Partager:
L'Allemagne, pourtant peu férue de BD, attend avec impatience la sortie des dernières aventures d'Astérix, "La fille de Vercingétorix": très populaire et habilement adapté, le petit gaulois y talonne la France dans les ventes d'albums.
Sur les cinq millions d'exemplaires du 38ème épisode publiés simultanément le 24 octobre en 15 langues dans une trentaine de pays, 1,6 million seront tirés en Allemagne, soit presque autant qu'en France (2 millions).
Selon un sondage paru l'an dernier, 99% des Allemands connaissent le valeureux gaulois au casque ailé et à la moustache blonde. D'ailleurs, l'expression "Die spinnen, die Römer!", traduction du célèbre "Ils sont fous ces Romains!", est passée dans le langage courant.
Partout dans le pays, les albums figurent régulièrement en tête de gondoles de librairies et autres supermarchés, même si "Astérix chez les Goths", paru en 1970 et truffé de plaisanteries sur la culture germanique, n'a guère amusé les Allemands, selon les spécialistes.
Quant aux dessins animés, pas de fêtes de fin d'année sans diffusion en prime time de plusieurs histoires, notamment le très apprécié "Les 12 travaux d'Astérix", datant pourtant de 1976.
A l'école, il constitue même l'un des seuls héros de bandes dessinées servant de support de cours, notamment en français, latin ou grec.
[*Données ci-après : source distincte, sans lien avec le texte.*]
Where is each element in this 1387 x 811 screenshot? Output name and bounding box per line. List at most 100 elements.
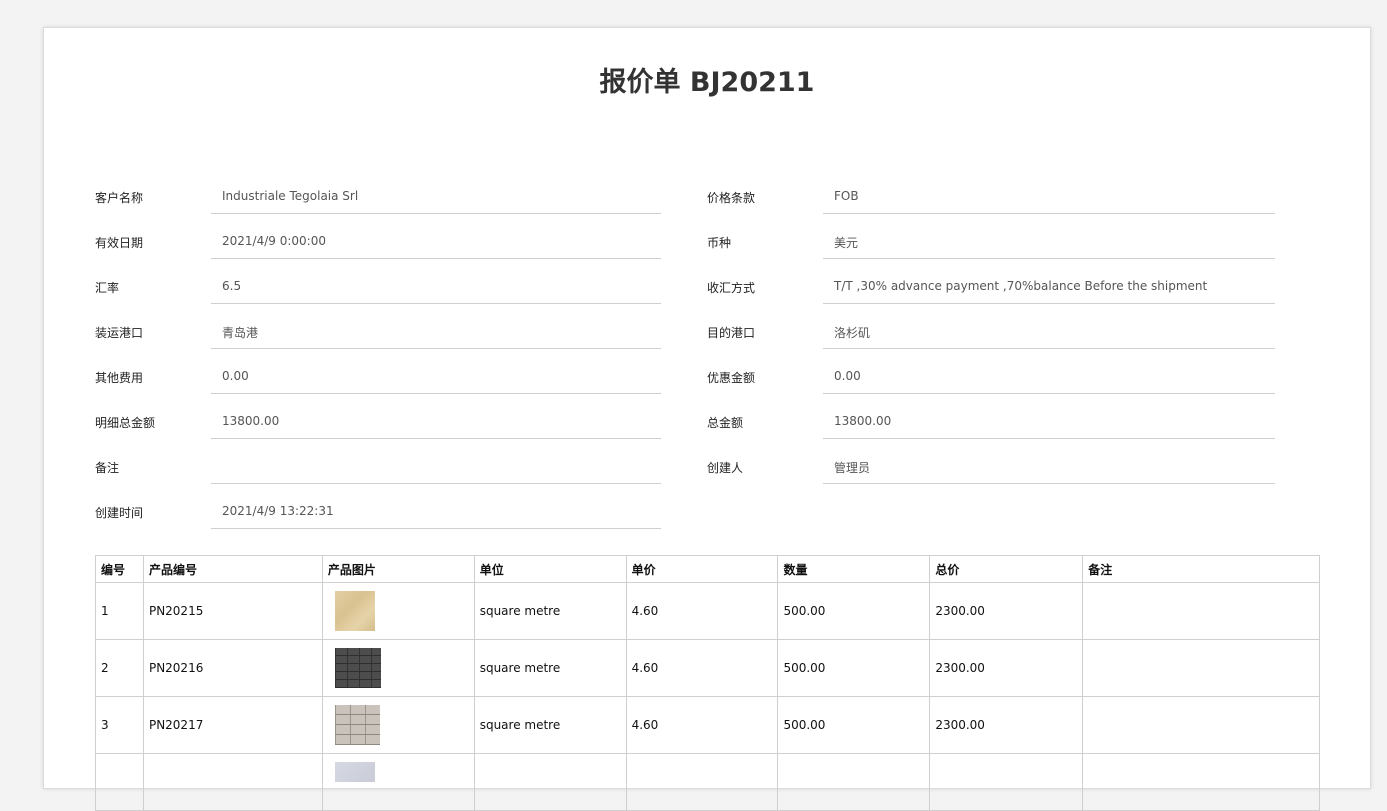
column-header: 数量: [777, 555, 931, 583]
cell-qty: [777, 753, 931, 811]
field-destination-port: 目的港口 洛杉矶: [707, 311, 1275, 356]
cell-price: [625, 753, 779, 811]
field-label: 其他费用: [95, 371, 144, 385]
table-row: 1 PN20215 square metre 4.60 500.00 2300.…: [95, 582, 1320, 640]
field-value: 6.5: [222, 279, 242, 293]
cell-code: [142, 753, 323, 811]
field-label: 收汇方式: [707, 281, 756, 295]
cell-unit: square metre: [473, 582, 627, 640]
field-currency: 币种 美元: [707, 221, 1275, 266]
field-value-box: 13800.00: [823, 401, 1275, 439]
field-payment-method: 收汇方式 T/T ,30% advance payment ,70%balanc…: [707, 266, 1275, 311]
cell-note: [1082, 753, 1320, 811]
field-value: 2021/4/9 0:00:00: [222, 234, 326, 248]
cell-price: 4.60: [625, 639, 779, 697]
field-detail-total: 明细总金额 13800.00: [95, 401, 661, 446]
cell-note: [1082, 582, 1320, 640]
cell-image: [321, 696, 475, 754]
field-label: 明细总金额: [95, 416, 156, 430]
field-other-fees: 其他费用 0.00: [95, 356, 661, 401]
product-thumbnail[interactable]: [334, 648, 381, 688]
page-title: 报价单 BJ20211: [599, 67, 815, 98]
column-header: 编号: [95, 555, 144, 583]
column-header: 产品编号: [142, 555, 323, 583]
cell-qty: 500.00: [777, 582, 931, 640]
quotation-sheet: 报价单 BJ20211 客户名称 Industriale Tegolaia Sr…: [43, 27, 1371, 811]
cell-unit: square metre: [473, 696, 627, 754]
field-value-box: T/T ,30% advance payment ,70%balance Bef…: [823, 266, 1275, 304]
product-thumbnail[interactable]: [334, 762, 375, 782]
field-value-box: 青岛港: [211, 311, 661, 349]
cell-image: [321, 753, 475, 811]
field-remarks: 备注: [95, 446, 661, 491]
field-label: 备注: [95, 461, 120, 475]
field-value-box: 2021/4/9 0:00:00: [211, 221, 661, 259]
cell-total: [929, 753, 1084, 811]
column-header: 产品图片: [321, 555, 475, 583]
field-value: 13800.00: [834, 414, 892, 428]
cell-no: 2: [95, 639, 144, 697]
product-table: 编号 产品编号 产品图片 单位 单价 数量 总价 备注 1 PN20215 sq…: [95, 555, 1320, 811]
field-loading-port: 装运港口 青岛港: [95, 311, 661, 356]
left-field-column: 客户名称 Industriale Tegolaia Srl 有效日期 2021/…: [95, 176, 661, 536]
field-discount: 优惠金额 0.00: [707, 356, 1275, 401]
column-header: 备注: [1082, 555, 1320, 583]
field-value: FOB: [834, 189, 859, 203]
field-value-box: 洛杉矶: [823, 311, 1275, 349]
cell-no: 3: [95, 696, 144, 754]
field-exchange-rate: 汇率 6.5: [95, 266, 661, 311]
field-value: T/T ,30% advance payment ,70%balance Bef…: [834, 279, 1208, 293]
field-value-box: 管理员: [823, 446, 1275, 484]
field-value: 13800.00: [222, 414, 280, 428]
cell-image: [321, 639, 475, 697]
product-thumbnail[interactable]: [334, 591, 375, 631]
field-label: 有效日期: [95, 236, 144, 250]
field-customer-name: 客户名称 Industriale Tegolaia Srl: [95, 176, 661, 221]
field-value-box: 0.00: [211, 356, 661, 394]
field-value-box: 美元: [823, 221, 1275, 259]
field-value: 洛杉矶: [834, 326, 871, 340]
field-value: 0.00: [834, 369, 861, 383]
field-creator: 创建人 管理员: [707, 446, 1275, 491]
cell-code: PN20217: [142, 696, 323, 754]
field-value-box: 6.5: [211, 266, 661, 304]
cell-total: 2300.00: [929, 696, 1084, 754]
column-header: 总价: [929, 555, 1084, 583]
field-label: 汇率: [95, 281, 120, 295]
field-value: 青岛港: [222, 326, 259, 340]
cell-price: 4.60: [625, 696, 779, 754]
cell-no: 1: [95, 582, 144, 640]
field-label: 币种: [707, 236, 732, 250]
column-header: 单价: [625, 555, 779, 583]
column-header: 单位: [473, 555, 627, 583]
cell-note: [1082, 696, 1320, 754]
cell-total: 2300.00: [929, 582, 1084, 640]
table-row: [95, 753, 1320, 811]
table-row: 2 PN20216 square metre 4.60 500.00 2300.…: [95, 639, 1320, 697]
field-label: 总金额: [707, 416, 744, 430]
right-field-column: 价格条款 FOB 币种 美元 收汇方式 T/T ,30% advance pay…: [707, 176, 1275, 491]
cell-code: PN20216: [142, 639, 323, 697]
cell-qty: 500.00: [777, 696, 931, 754]
field-value: 2021/4/9 13:22:31: [222, 504, 334, 518]
field-value-box: Industriale Tegolaia Srl: [211, 176, 661, 214]
cell-unit: square metre: [473, 639, 627, 697]
table-row: 3 PN20217 square metre 4.60 500.00 2300.…: [95, 696, 1320, 754]
cell-note: [1082, 639, 1320, 697]
field-value-box: 2021/4/9 13:22:31: [211, 491, 661, 529]
field-value-box: FOB: [823, 176, 1275, 214]
cell-price: 4.60: [625, 582, 779, 640]
field-label: 优惠金额: [707, 371, 756, 385]
cell-no: [95, 753, 144, 811]
cell-unit: [473, 753, 627, 811]
cell-qty: 500.00: [777, 639, 931, 697]
field-label: 装运港口: [95, 326, 144, 340]
field-value: 管理员: [834, 461, 871, 475]
table-header-row: 编号 产品编号 产品图片 单位 单价 数量 总价 备注: [95, 555, 1320, 583]
field-value-box: 0.00: [823, 356, 1275, 394]
field-label: 目的港口: [707, 326, 756, 340]
field-value: Industriale Tegolaia Srl: [222, 189, 359, 203]
field-label: 创建人: [707, 461, 744, 475]
product-thumbnail[interactable]: [334, 705, 380, 745]
field-price-terms: 价格条款 FOB: [707, 176, 1275, 221]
"J'ai grandi en Allemagne, où l'on détestait pourtant les BD, avec Astérix: c'était les seules que les parents et professeurs conseillaient aux gamins. Intelligentes, composées d'expressions latines et sophistiquées, elles avaient très bonne réputation", explique à l'AFP Klaus Jöken, 60 ans, chargé de l'adaptation des aventures gauloises en allemand.
- Marketing -
Depuis 2004, il a à son actif six albums, dont le dernier "Die Tochter des Vercingetorix", qui exigent à chaque fois trois mois de travail.
Cet exercice méticuleux d'adaptation plus que de traduction constitue l'une des raisons du succès du petit gaulois en Allemagne, selon Kai Brodersen, historien spécialiste de l'Antiquité à l'Université d'Erfurt et auteur "d'Astérix et son époque: Le grand monde de la petite Gaule".
"Les traducteurs ont réussi courageusement à adapter les BD, en inventant parfois d'autres jeux de mots plus appropriés pour le public allemand, voire en adaptant les personnages", explique-t-il.
Ainsi, si Astérix, Obélix ou Idéfix ont gardé leur équivalent germanique, Panoramix y est devenu Miraculix, Troubadix remplace le barde Assurancetourix, et Majestix est le chef du village Abraracourcix.
L'expressivité du dessin, les valeurs universelles de camaraderie et de courage mais aussi le marketing habile de la maison d'édition allemande, "Egmont-Ehapa", ont également contribué à ce succès.
Dès les années 1960, elle a imité son homologue française Hachette en publiant les histoires d'Astérix sous forme d'albums et non d'extraits à suivre dans des journaux.
"Contrairement à d'autres pays, comme en Angleterre, l'histoire publiée sous grand format et en couleurs en Allemagne a permis à tous les écoliers et enfants d'acheter les albums, qui n'étaient pas chers", précise Kai Brodersen.
- Identification -
Egmont-Ehapa s'est également adaptée au contexte : "en Allemagne, le deuxième album édité n'a pas été +la Serpe d'or" mais +Astérix et Cléopâtre+ car parallèlement passait au cinéma la superproduction +Cléopâtre+ avec Elizabeth Taylor", explique Wolf Stegmaier, directeur éditorial de la maison d'édition.
La situation politique particulière de l'Allemagne d'après-guerre pourrait également expliquer cet attrait rapide.
"Astérix tombait au bon moment en Allemagne, qui cherchait à tourner la page de la guerre et essayait de s'ouvrir au monde. Il est formidable pour cela: c'est le petit qui se bat pour les opprimés et voyage beaucoup pour découvrir d'autres peuples et prôner le vivre-ensemble", avance M. Jöken.
"Les Gaulois font face aux envahisseurs et doivent s'adapter à un monde qui change. Très vite, les Allemands s'y sont identifiés", ajoute le traducteur.
Une identification telle que le personnage fut utilisé à plusieurs reprises comme support de contestations politiques dans des albums parodiques non-officiels.
Au début des années 1980, "Astérix et les centrales nucléaires", pamphlet anti-nucléaire, "Astérix sous les bombardements", critiquant la course aux armements, ou plus récemment "Astérix et la bataille pour la chancellerie" paraissant peu avant les élections législatives de 2005, ont rendu les combats du gaulois le plus populaire d'Allemagne un peu plus politiques.